After they make styrofoam, what do they ship it in?
Do vegetarians eat animal crackers?
How do 'Do Not Walk On Grass' signs get there?
If all the world is a stage, where is the audience sitting?
If it's called a boxing RING, then why are they square?
If knees were backward, what would chairs look like?
If man evolved from monkeys and apes, why do we still have monkeys and apes?
If nothing ever sticks to TEFLON, how do they make TEFLON stick to the pan?
If the only thing to survive a plane crash is the black box, why don't they make the whole plane out of the black box?
If you choke a Smurf, what color does it turn?
What does Geronimo say when he jumps out of a plane?
What does the hotcake seller say when his hotcakes are selling quickly?

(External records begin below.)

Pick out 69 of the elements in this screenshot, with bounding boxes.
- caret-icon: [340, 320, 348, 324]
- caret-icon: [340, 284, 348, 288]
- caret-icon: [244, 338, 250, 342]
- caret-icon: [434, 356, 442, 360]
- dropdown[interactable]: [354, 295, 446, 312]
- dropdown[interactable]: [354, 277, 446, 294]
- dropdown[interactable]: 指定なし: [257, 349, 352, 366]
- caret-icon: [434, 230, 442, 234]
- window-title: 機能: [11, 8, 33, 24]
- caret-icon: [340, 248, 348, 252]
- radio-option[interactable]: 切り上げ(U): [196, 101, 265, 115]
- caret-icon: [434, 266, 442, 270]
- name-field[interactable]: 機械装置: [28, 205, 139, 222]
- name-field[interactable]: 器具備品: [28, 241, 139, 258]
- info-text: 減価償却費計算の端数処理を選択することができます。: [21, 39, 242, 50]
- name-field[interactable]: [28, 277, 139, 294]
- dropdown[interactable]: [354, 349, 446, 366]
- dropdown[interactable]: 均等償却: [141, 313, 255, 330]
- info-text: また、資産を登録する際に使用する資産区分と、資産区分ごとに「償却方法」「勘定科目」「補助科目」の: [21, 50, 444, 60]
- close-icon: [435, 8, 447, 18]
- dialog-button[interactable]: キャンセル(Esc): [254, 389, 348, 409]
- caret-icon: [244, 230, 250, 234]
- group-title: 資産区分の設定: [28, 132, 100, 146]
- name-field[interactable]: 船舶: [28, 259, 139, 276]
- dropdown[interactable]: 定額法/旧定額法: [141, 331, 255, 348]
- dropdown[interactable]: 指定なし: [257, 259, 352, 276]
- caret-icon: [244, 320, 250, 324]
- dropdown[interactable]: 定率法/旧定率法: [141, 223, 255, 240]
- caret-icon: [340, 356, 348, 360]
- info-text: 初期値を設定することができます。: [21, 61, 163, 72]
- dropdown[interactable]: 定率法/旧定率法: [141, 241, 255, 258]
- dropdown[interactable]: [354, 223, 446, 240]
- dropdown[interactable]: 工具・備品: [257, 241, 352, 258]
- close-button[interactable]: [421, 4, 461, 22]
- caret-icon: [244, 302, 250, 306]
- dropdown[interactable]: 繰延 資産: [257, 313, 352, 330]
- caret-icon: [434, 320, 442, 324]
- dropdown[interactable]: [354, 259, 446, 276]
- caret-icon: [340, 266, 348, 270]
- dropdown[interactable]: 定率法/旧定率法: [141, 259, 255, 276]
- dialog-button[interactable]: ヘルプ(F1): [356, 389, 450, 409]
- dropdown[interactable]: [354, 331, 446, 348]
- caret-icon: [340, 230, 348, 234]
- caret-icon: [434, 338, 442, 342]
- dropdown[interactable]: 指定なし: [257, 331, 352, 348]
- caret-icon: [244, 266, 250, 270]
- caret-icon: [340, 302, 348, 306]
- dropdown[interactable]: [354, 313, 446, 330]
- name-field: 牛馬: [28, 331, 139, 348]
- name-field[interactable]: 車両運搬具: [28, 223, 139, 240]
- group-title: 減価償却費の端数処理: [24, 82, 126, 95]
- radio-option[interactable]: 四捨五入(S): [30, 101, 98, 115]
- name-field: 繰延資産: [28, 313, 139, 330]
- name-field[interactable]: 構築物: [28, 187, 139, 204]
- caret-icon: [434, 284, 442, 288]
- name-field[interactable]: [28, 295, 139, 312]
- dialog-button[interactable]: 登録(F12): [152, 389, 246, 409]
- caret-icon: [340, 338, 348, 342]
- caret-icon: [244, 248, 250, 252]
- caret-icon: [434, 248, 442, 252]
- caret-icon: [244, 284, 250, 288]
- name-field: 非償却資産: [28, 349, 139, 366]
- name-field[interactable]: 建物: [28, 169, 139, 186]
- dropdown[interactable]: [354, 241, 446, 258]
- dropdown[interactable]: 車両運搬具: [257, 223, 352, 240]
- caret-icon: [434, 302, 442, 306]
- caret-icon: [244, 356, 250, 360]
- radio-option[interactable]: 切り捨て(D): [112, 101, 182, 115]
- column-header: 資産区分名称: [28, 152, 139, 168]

When it rains, why don't sheep shrink?
When your pet bird sees you reading the newspaper, does he wonder why you're just sitting there, staring at carpeting?

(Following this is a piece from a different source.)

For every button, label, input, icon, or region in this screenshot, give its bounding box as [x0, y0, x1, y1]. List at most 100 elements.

Where in the nursery rhyme does it say Humpty Dumpty is an egg?
Why is it considered necessary to nail down the lid of a coffin?

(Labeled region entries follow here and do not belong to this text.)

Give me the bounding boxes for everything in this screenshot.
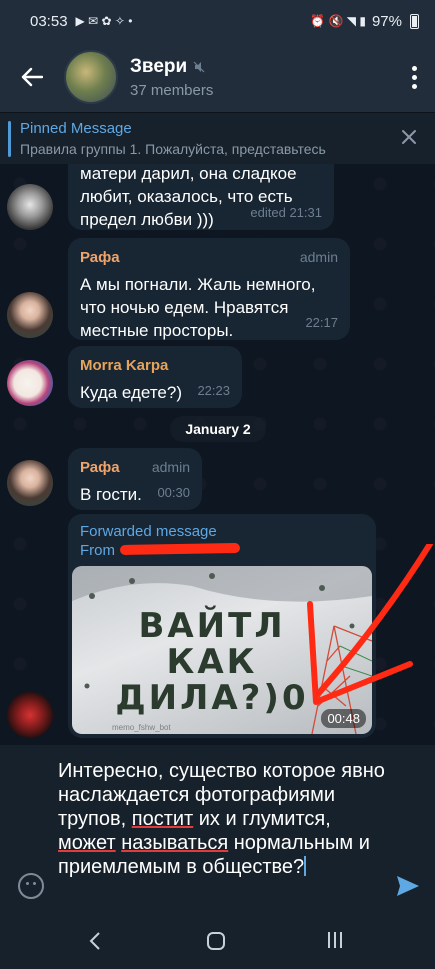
message-input[interactable]: Интересно, существо которое явно наслажд… <box>58 759 388 879</box>
avatar[interactable] <box>7 292 53 338</box>
chat-header: Звери 37 members <box>0 42 435 112</box>
muted-icon <box>193 61 205 72</box>
message-list[interactable]: матери дарил, она сладкое любит, оказало… <box>0 164 435 745</box>
battery-percent: 97% <box>371 12 402 30</box>
emoji-icon[interactable] <box>18 873 44 899</box>
back-arrow-icon <box>21 67 43 87</box>
nav-recents-icon[interactable] <box>328 932 342 948</box>
admin-badge: admin <box>299 249 338 265</box>
close-icon[interactable] <box>399 127 419 147</box>
avatar[interactable] <box>7 184 53 230</box>
battery-icon <box>410 13 419 29</box>
group-title: Звери <box>130 55 188 77</box>
message-bubble[interactable]: Рафа admin В гости. 00:30 <box>68 448 202 510</box>
spellcheck-word[interactable]: называться <box>121 832 228 854</box>
more-vert-icon[interactable] <box>412 66 417 89</box>
media-caption: ВАЙТЛ КАК ДИЛА?)0 <box>115 606 309 718</box>
member-count: 37 members <box>130 81 214 99</box>
message-bubble[interactable]: Morra Karpa Куда едете?) 22:23 <box>68 346 242 408</box>
message-bubble[interactable]: Рафа admin А мы погнали. Жаль немного, ч… <box>68 238 350 340</box>
pinned-text: Правила группы 1. Пожалуйста, представьт… <box>20 141 326 157</box>
sender-name[interactable]: Morra Karpa <box>80 354 230 377</box>
text-cursor <box>304 856 307 876</box>
pinned-indicator <box>8 121 11 157</box>
status-time: 03:53 <box>30 12 68 30</box>
message-time: 22:17 <box>305 315 338 330</box>
group-avatar[interactable] <box>64 50 118 104</box>
nav-home-icon[interactable] <box>207 932 225 950</box>
system-nav-bar <box>0 913 435 969</box>
chat-title-block[interactable]: Звери 37 members <box>130 56 213 99</box>
avatar[interactable] <box>7 360 53 406</box>
status-icons: ⏰ 🔇 ◥ ▮ <box>310 14 366 28</box>
redaction-mark <box>119 542 241 556</box>
video-thumbnail[interactable]: ВАЙТЛ КАК ДИЛА?)0 memo_fshw_bot 00:48 <box>72 566 372 734</box>
admin-badge: admin <box>151 459 190 475</box>
avatar[interactable] <box>7 460 53 506</box>
watermark: memo_fshw_bot <box>112 723 171 732</box>
nav-back-icon[interactable] <box>86 931 106 951</box>
message-composer[interactable]: Интересно, существо которое явно наслажд… <box>0 745 435 913</box>
forwarded-from[interactable]: From <box>80 542 115 559</box>
message-text: А мы погнали. Жаль немного, что ночью ед… <box>80 275 316 340</box>
notification-icons: ▶ ✉ ✿ ✧ • <box>75 14 133 28</box>
message-time: edited 21:31 <box>250 205 322 220</box>
input-text: их и глумится, <box>193 808 331 830</box>
message-time: 00:30 <box>157 485 190 500</box>
message-bubble[interactable]: матери дарил, она сладкое любит, оказало… <box>68 164 334 230</box>
spellcheck-word[interactable]: может <box>58 832 116 854</box>
avatar[interactable] <box>7 692 53 738</box>
video-duration: 00:48 <box>321 709 366 728</box>
forwarded-message[interactable]: Forwarded message From ВАЙТЛ КАК ДИЛА?)0… <box>68 514 376 738</box>
date-separator: January 2 <box>170 416 266 442</box>
back-button[interactable] <box>0 42 64 112</box>
status-bar: 03:53 ▶ ✉ ✿ ✧ • ⏰ 🔇 ◥ ▮ 97% <box>0 0 435 42</box>
message-time: 22:23 <box>197 383 230 398</box>
send-icon[interactable] <box>395 873 421 899</box>
spellcheck-word[interactable]: постит <box>132 808 193 830</box>
pinned-message-bar[interactable]: Pinned Message Правила группы 1. Пожалуй… <box>0 112 435 164</box>
forwarded-label: Forwarded message <box>80 523 217 540</box>
pinned-title: Pinned Message <box>20 120 132 137</box>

Did Adam and Eve have navels?
Isn't Disney World just a people trap operated by a mouse?
Did the early settlers ever go on a camping trip?
Do Lipton employees take coffee breaks?
How does the guy who drives the snowplow get to work in the mornings?
If a parsley farmer is sued, can they garnish his wages?
If the Energizer Bunny attacks someone, is it charged with battery?
What did we do before the Law of Gravity was passed?
Why are there flotation devices under plane seats instead of parachutes?
Why is Mickey Mouse bigger than his dog Pluto?
Why are there 5 syllables in the word 'monosyllabic'?
Why is the word "abbreviate" so long?
Why doesn't "onomatopoeia" sound like what it is?
Why isn't "palindrome" spelled the same way backwards?
Have ex-bankers become disinterested? Have ex-civil lawyers been distorted? Have ex-locomotive engineers been derailed? Have ex-mathematicians become dysfunctional? Have ex-punsters been expunged? Ex-cowboys deranged? If lawyers are disbarred and clergymen defrocked, doesn't it follow that electricians can be delighted, musicians denoted, models deposed, tree surgeons debarked and dry cleaners depressed?
Can you be a closet claustrophobic?
What's another word for synonym? What's another word for thesaurus?
If your driving in the car and you throw a cat out the window, does it become kitty litter?

Ladies and gentlemen, welcome to my world.

1 comment:

Anonymous said...

Sometimes I think that you may be insane. But I love you anyways!!